Tratar a memória da emigração: uma urgência histórica

Portugal deve muito aos seus emigrantes. Ao longo de mais de um século, foram milhões os que partiram, empurrados por dificuldades económicas, perseguição política ou falta de oportunidades. Em troca, enviaram remessas, criaram redes comerciais, sustentaram famílias e até ajudaram a legitimar internacionalmente o país em tempos de isolamento. Ainda assim, a memória desta emigração continua descurada.
Há milhares de documentos que testemunham essa experiência: registos de embarque, autorizações de saída, pareceres políticos, relatórios consulares, correspondência de associações no estrangeiro, imagens, listas de passageiros, processos de heranças ou de expulsões. São peças de um enorme património arquivístico que permanece, em larga medida, por tratar, digitalizar e disponibilizar.
Não estamos perante um problema técnico, mas sim perante um imperativo histórico.
Tive a oportunidade de conhecer esta realidade de forma direta, enquanto assessor na Secretaria de Estado das Comunidades Portuguesas. Percebi o potencial informativo e científico da documentação existente, e confrontei-me com a ausência de uma política nacional para o seu tratamento.

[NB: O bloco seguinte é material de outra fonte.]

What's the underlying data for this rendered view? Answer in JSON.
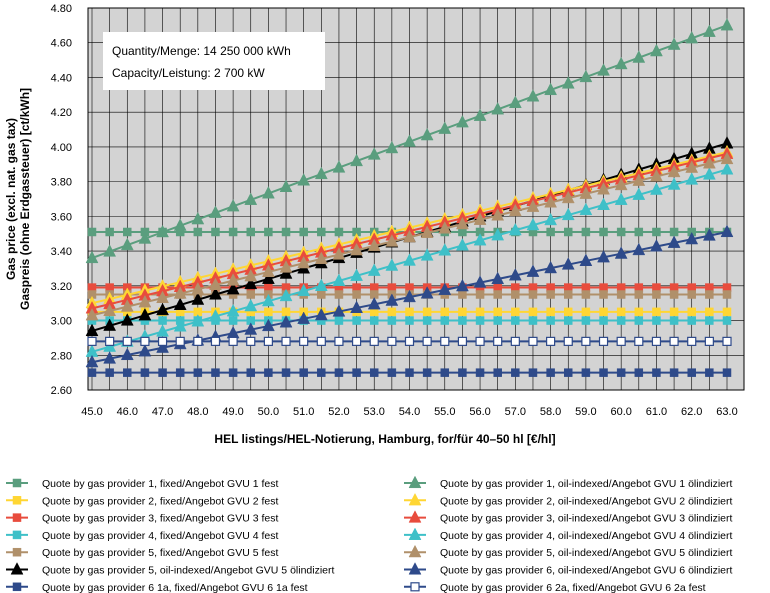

Entre os fundos à guarda da Direção-Geral dos Assuntos Consulares e das Comunidades Portuguesas — herdeira institucional de organismos como a Junta da Emigração ou o Instituto de Apoio à Emigração — encontram-se documentos fundamentais para compreender a política migratória do século XX. Desde instruções enviadas a consulados e atas de organismos deliberativos, até relatórios sobre emigração clandestina ou pareceres sobre acordos bilaterais.
Noutros arquivos públicos, igualmente relevantes, encontramos espólios relativos à correspondência de comunidades portuguesas nos Estados Unidos e no Brasil, campanhas de propaganda do Estado Novo junto da diáspora, fotografias de partidas e chegadas, relatórios de viagens marítimas ou documentação referente ao povoamento de territórios africanos.

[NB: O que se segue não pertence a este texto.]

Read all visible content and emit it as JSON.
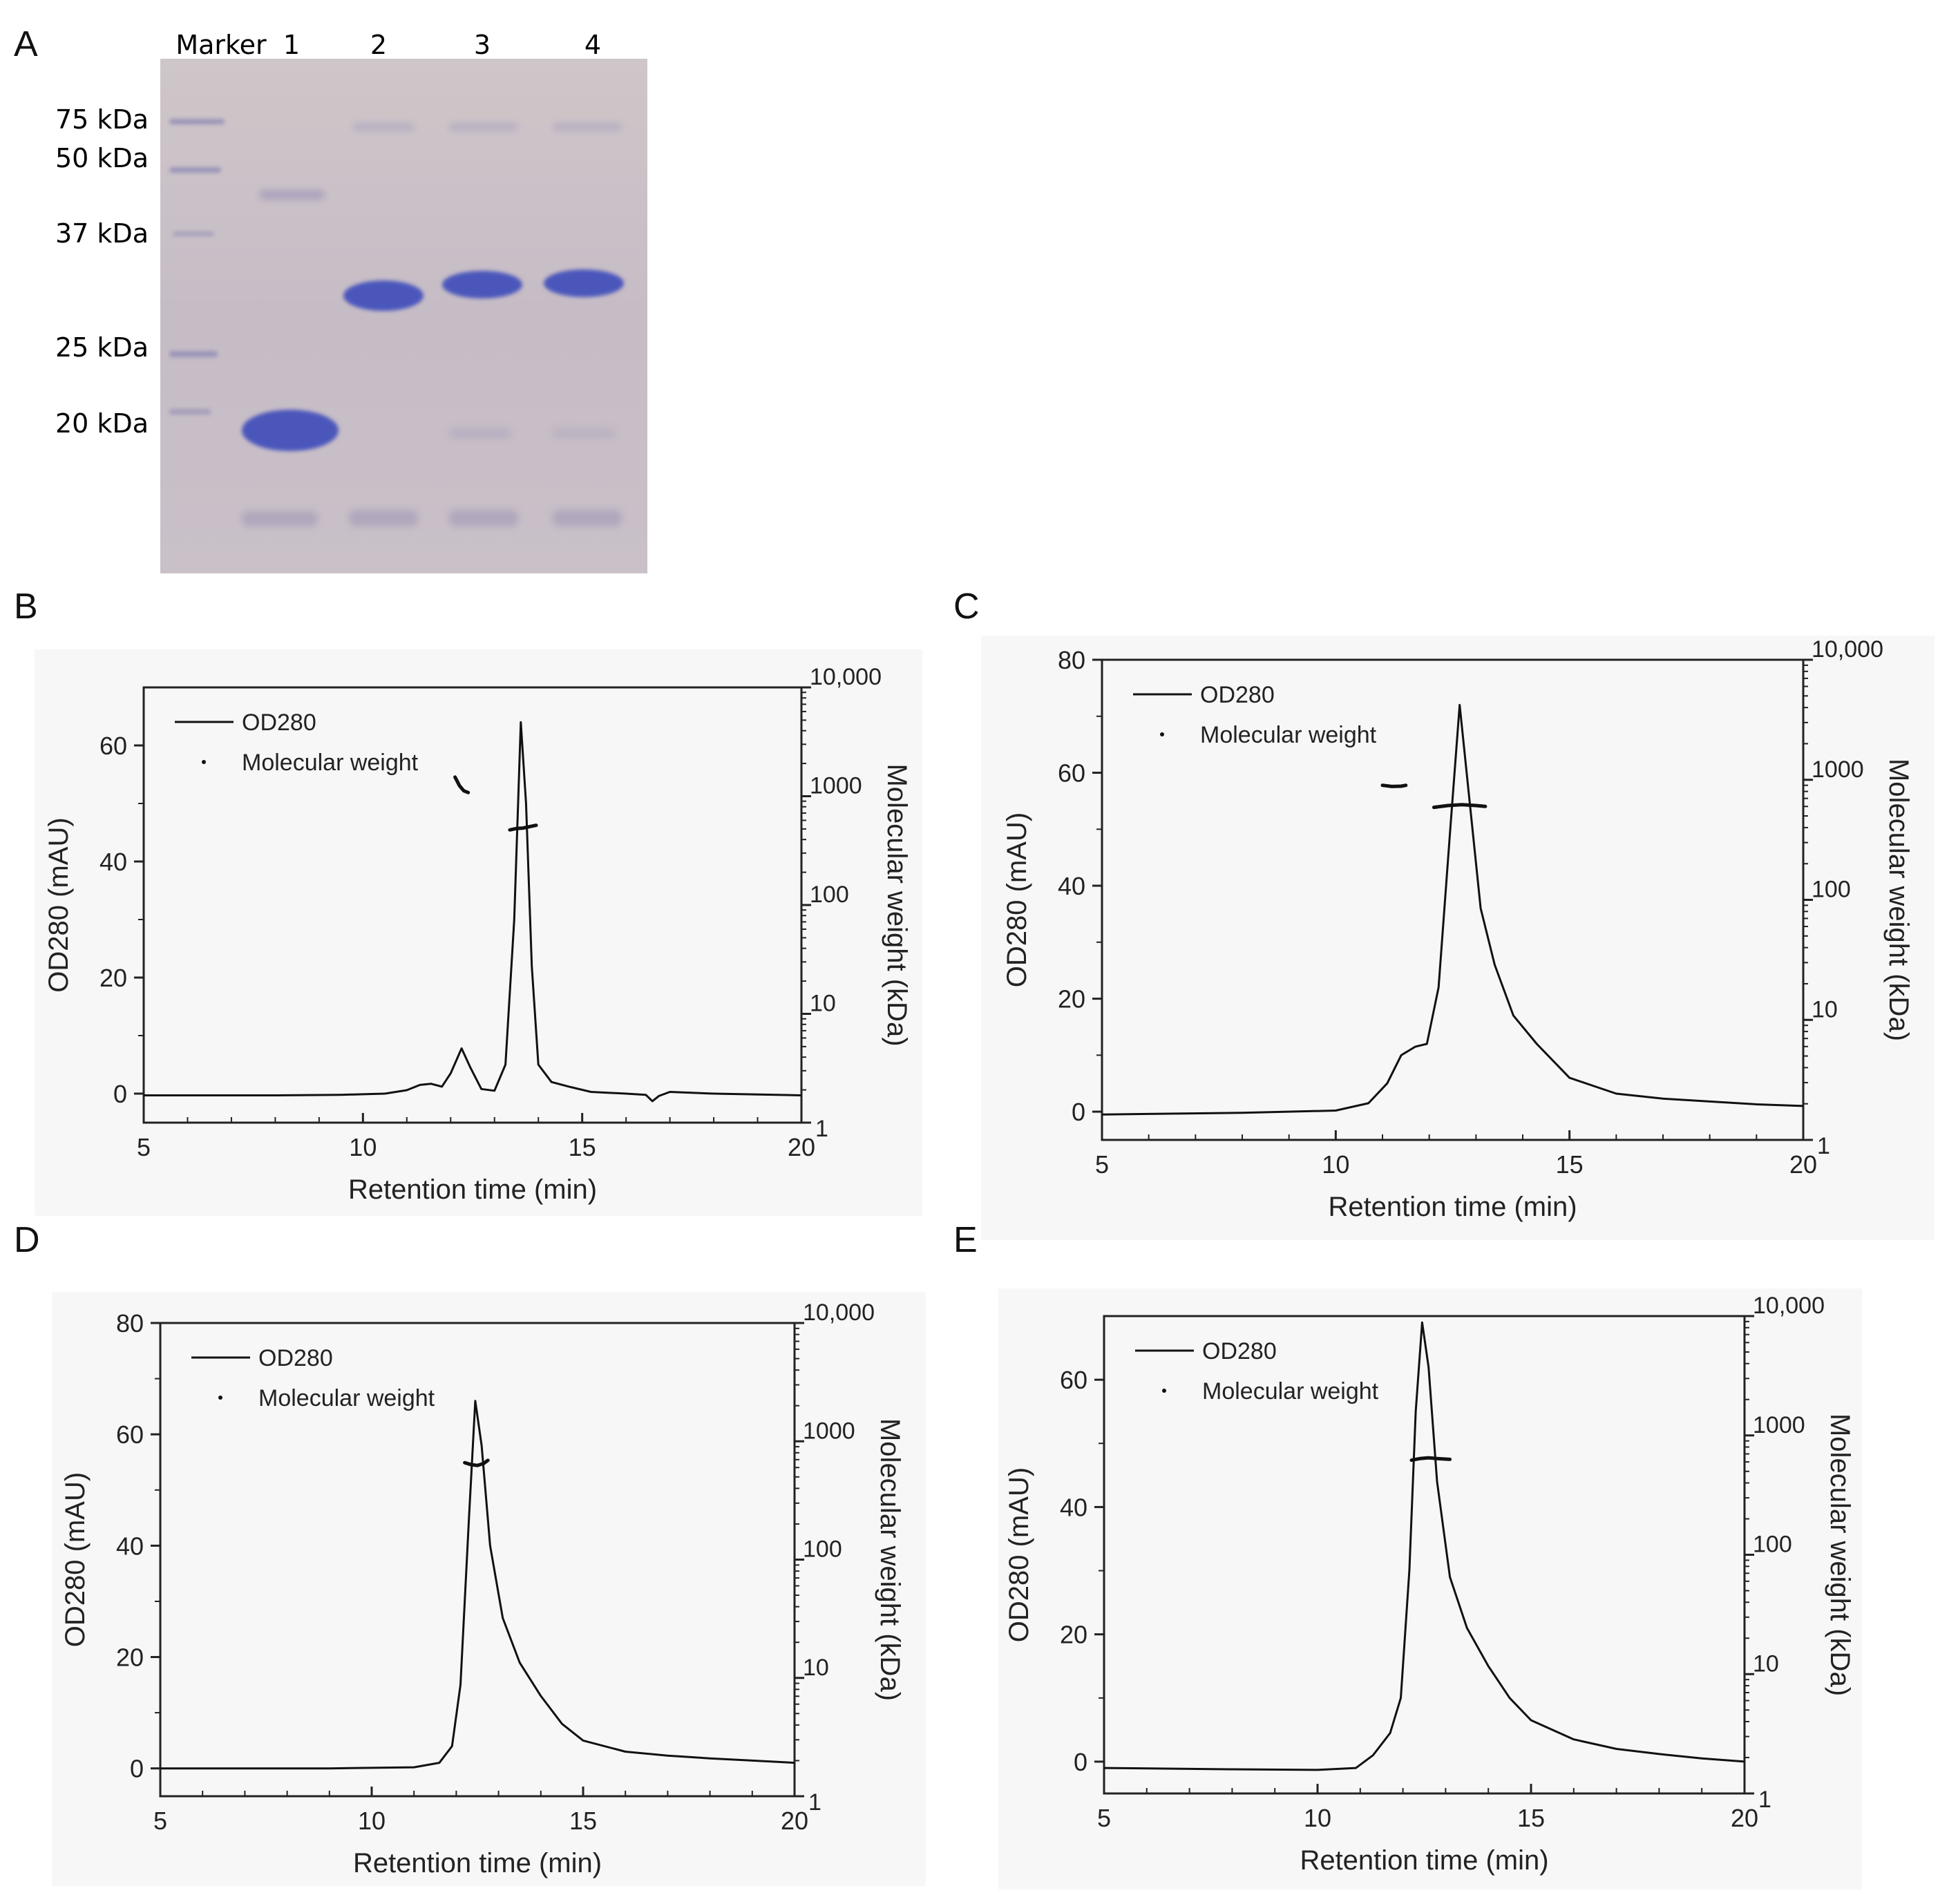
{
  "panels": {
    "A": "A",
    "B": "B",
    "C": "C",
    "D": "D",
    "E": "E"
  },
  "gel": {
    "lane_labels": [
      "Marker",
      "1",
      "2",
      "3",
      "4"
    ],
    "marker_labels": [
      "75 kDa",
      "50 kDa",
      "37 kDa",
      "25 kDa",
      "20 kDa"
    ],
    "background": "#c8bfc6",
    "band_color": "#4a55b8"
  },
  "chart_data": [
    {
      "id": "B",
      "type": "line",
      "xlabel": "Retention time (min)",
      "ylabel": "OD280 (mAU)",
      "y2label": "Molecular weight (kDa)",
      "xlim": [
        5,
        20
      ],
      "xticks": [
        5,
        10,
        15,
        20
      ],
      "ylim": [
        -5,
        70
      ],
      "yticks": [
        0,
        20,
        40,
        60
      ],
      "y2lim": [
        1,
        10000
      ],
      "y2ticks": [
        "1",
        "10",
        "100",
        "1000",
        "10,000"
      ],
      "legend": [
        "OD280",
        "Molecular weight"
      ],
      "od280": [
        [
          5,
          -0.3
        ],
        [
          8,
          -0.3
        ],
        [
          9.5,
          -0.2
        ],
        [
          10.5,
          0
        ],
        [
          11,
          0.6
        ],
        [
          11.3,
          1.5
        ],
        [
          11.55,
          1.7
        ],
        [
          11.8,
          1.2
        ],
        [
          12,
          3.5
        ],
        [
          12.25,
          7.8
        ],
        [
          12.45,
          4.5
        ],
        [
          12.7,
          0.8
        ],
        [
          13,
          0.5
        ],
        [
          13.25,
          5
        ],
        [
          13.45,
          30
        ],
        [
          13.6,
          64
        ],
        [
          13.72,
          50
        ],
        [
          13.85,
          22
        ],
        [
          14,
          5
        ],
        [
          14.3,
          2
        ],
        [
          14.7,
          1.2
        ],
        [
          15.2,
          0.3
        ],
        [
          16,
          0
        ],
        [
          16.45,
          -0.2
        ],
        [
          16.6,
          -1.3
        ],
        [
          16.75,
          -0.4
        ],
        [
          17,
          0.3
        ],
        [
          18,
          0
        ],
        [
          20,
          -0.3
        ]
      ],
      "mw": [
        [
          [
            12.1,
            1500
          ],
          [
            12.2,
            1250
          ],
          [
            12.3,
            1120
          ],
          [
            12.4,
            1080
          ]
        ],
        [
          [
            13.35,
            490
          ],
          [
            13.5,
            505
          ],
          [
            13.65,
            510
          ],
          [
            13.8,
            525
          ],
          [
            13.95,
            540
          ]
        ]
      ]
    },
    {
      "id": "C",
      "type": "line",
      "xlabel": "Retention time (min)",
      "ylabel": "OD280 (mAU)",
      "y2label": "Molecular weight (kDa)",
      "xlim": [
        5,
        20
      ],
      "xticks": [
        5,
        10,
        15,
        20
      ],
      "ylim": [
        -5,
        80
      ],
      "yticks": [
        0,
        20,
        40,
        60,
        80
      ],
      "y2lim": [
        1,
        10000
      ],
      "y2ticks": [
        "1",
        "10",
        "100",
        "1000",
        "10,000"
      ],
      "legend": [
        "OD280",
        "Molecular weight"
      ],
      "od280": [
        [
          5,
          -0.5
        ],
        [
          8,
          -0.2
        ],
        [
          10,
          0.2
        ],
        [
          10.7,
          1.5
        ],
        [
          11.1,
          5
        ],
        [
          11.4,
          10
        ],
        [
          11.7,
          11.5
        ],
        [
          11.95,
          12
        ],
        [
          12.2,
          22
        ],
        [
          12.45,
          50
        ],
        [
          12.65,
          72
        ],
        [
          12.85,
          56
        ],
        [
          13.1,
          36
        ],
        [
          13.4,
          26
        ],
        [
          13.8,
          17
        ],
        [
          14.3,
          12
        ],
        [
          15,
          6
        ],
        [
          16,
          3.2
        ],
        [
          17,
          2.3
        ],
        [
          18,
          1.8
        ],
        [
          19,
          1.3
        ],
        [
          20,
          1
        ]
      ],
      "mw": [
        [
          [
            11.0,
            900
          ],
          [
            11.2,
            880
          ],
          [
            11.4,
            885
          ],
          [
            11.5,
            900
          ]
        ],
        [
          [
            12.1,
            590
          ],
          [
            12.4,
            610
          ],
          [
            12.7,
            620
          ],
          [
            13.0,
            610
          ],
          [
            13.2,
            600
          ]
        ]
      ]
    },
    {
      "id": "D",
      "type": "line",
      "xlabel": "Retention time (min)",
      "ylabel": "OD280 (mAU)",
      "y2label": "Molecular weight (kDa)",
      "xlim": [
        5,
        20
      ],
      "xticks": [
        5,
        10,
        15,
        20
      ],
      "ylim": [
        -5,
        80
      ],
      "yticks": [
        0,
        20,
        40,
        60,
        80
      ],
      "y2lim": [
        1,
        10000
      ],
      "y2ticks": [
        "1",
        "10",
        "100",
        "1000",
        "10,000"
      ],
      "legend": [
        "OD280",
        "Molecular weight"
      ],
      "od280": [
        [
          5,
          0
        ],
        [
          9,
          0
        ],
        [
          11,
          0.2
        ],
        [
          11.6,
          1
        ],
        [
          11.9,
          4
        ],
        [
          12.1,
          15
        ],
        [
          12.3,
          45
        ],
        [
          12.45,
          66
        ],
        [
          12.6,
          58
        ],
        [
          12.8,
          40
        ],
        [
          13.1,
          27
        ],
        [
          13.5,
          19
        ],
        [
          14,
          13
        ],
        [
          14.5,
          8
        ],
        [
          15,
          5
        ],
        [
          16,
          3
        ],
        [
          17,
          2.3
        ],
        [
          18,
          1.8
        ],
        [
          19,
          1.4
        ],
        [
          20,
          1
        ]
      ],
      "mw": [
        [
          [
            12.2,
            660
          ],
          [
            12.35,
            635
          ],
          [
            12.5,
            625
          ],
          [
            12.65,
            650
          ],
          [
            12.75,
            690
          ]
        ]
      ]
    },
    {
      "id": "E",
      "type": "line",
      "xlabel": "Retention time (min)",
      "ylabel": "OD280 (mAU)",
      "y2label": "Molecular weight (kDa)",
      "xlim": [
        5,
        20
      ],
      "xticks": [
        5,
        10,
        15,
        20
      ],
      "ylim": [
        -5,
        70
      ],
      "yticks": [
        0,
        20,
        40,
        60
      ],
      "y2lim": [
        1,
        10000
      ],
      "y2ticks": [
        "1",
        "10",
        "100",
        "1000",
        "10,000"
      ],
      "legend": [
        "OD280",
        "Molecular weight"
      ],
      "od280": [
        [
          5,
          -1
        ],
        [
          8,
          -1.2
        ],
        [
          10,
          -1.3
        ],
        [
          10.9,
          -1
        ],
        [
          11.3,
          1
        ],
        [
          11.7,
          4.5
        ],
        [
          11.95,
          10
        ],
        [
          12.15,
          30
        ],
        [
          12.3,
          55
        ],
        [
          12.45,
          69
        ],
        [
          12.6,
          62
        ],
        [
          12.8,
          44
        ],
        [
          13.1,
          29
        ],
        [
          13.5,
          21
        ],
        [
          14,
          15
        ],
        [
          14.5,
          10
        ],
        [
          15,
          6.5
        ],
        [
          16,
          3.5
        ],
        [
          17,
          2
        ],
        [
          18,
          1.2
        ],
        [
          19,
          0.5
        ],
        [
          20,
          0
        ]
      ],
      "mw": [
        [
          [
            12.2,
            620
          ],
          [
            12.4,
            640
          ],
          [
            12.6,
            650
          ],
          [
            12.8,
            640
          ],
          [
            13.1,
            630
          ]
        ]
      ]
    }
  ]
}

Até nos arquivos da antiga polícia política, hoje sob custódia da Torre do Tombo, há fontes essenciais sobre o controlo exercido sobre os movimentos de fronteira e as comunidades no exterior. O mesmo se aplica a outros fundos menos explorados, como os processos de heranças de emigrantes falecidos no Brasil ou na Índia, ou a documentação ferroviária e sindical relativa ao trânsito laboral no espaço ibérico.
Tudo isto mostra que a memória da emigração portuguesa não se encontra num só lugar — está dispersa, fragmentada, vulnerável.
Essa realidade exige exatamente o oposto da negligência: impõe uma política articulada, com critérios técnicos partilhados, planeamento estratégico e responsabilização institucional. O tratamento arquivístico e digital desta documentação não pode ser deixado ao acaso nem entregue apenas à boa vontade de serviços sobrecarregados.
É necessário criar uma rede nacional de cooperação entre os organismos detentores da documentação — incluindo a DGACCP, os arquivos históricos centrais, o Observatório das Migrações e centros documentais especializados. Mas, sobretudo, é indispensável o envolvimento de uma universidade pública independente, com experiência comprovada na área da História e das Ciências Sociais.
Sem acompanhamento académico rigoroso, corre-se o risco de se desperdiçar informação, aplicar critérios erráticos ou transformar uma tarefa científica numa operação burocrática. A universidade deve garantir a qualidade do tratamento, formar investigadores e supervisionar todo o processo com a isenção que o tema exige.
Este trabalho técnico, por sua vez, tem de ser acompanhado de uma estratégia de divulgação pública. Os resultados devem ser partilhados através de exposições, plataformas digitais, publicações e programas educativos, em articulação com instituições como o Museu da Emigração, em Fafe, ou o Museu da Emigração Açoriana. A memória só vale se for acessível e se puder ser transmitida às gerações seguintes.
Por fim, este esforço deve merecer atenção ao mais alto nível político. A Presidência da República tem aqui um papel essencial. O exemplo dado por Cavaco Silva, ao envolver diretamente a assessoria neste domínio, deveria ser retomado. Não como retórica de circunstância, mas como compromisso institucional com um dos fenómenos estruturantes da nossa história contemporânea.
Tratar, digitalizar e tornar pública a documentação sobre a emigração portuguesa é mais do que uma tarefa arquivística. É um acto de justiça histórica. É a forma mais sólida e digna de reconhecer os que partiram — e de construir, com base na sua memória, uma noção mais íntegra do que somos.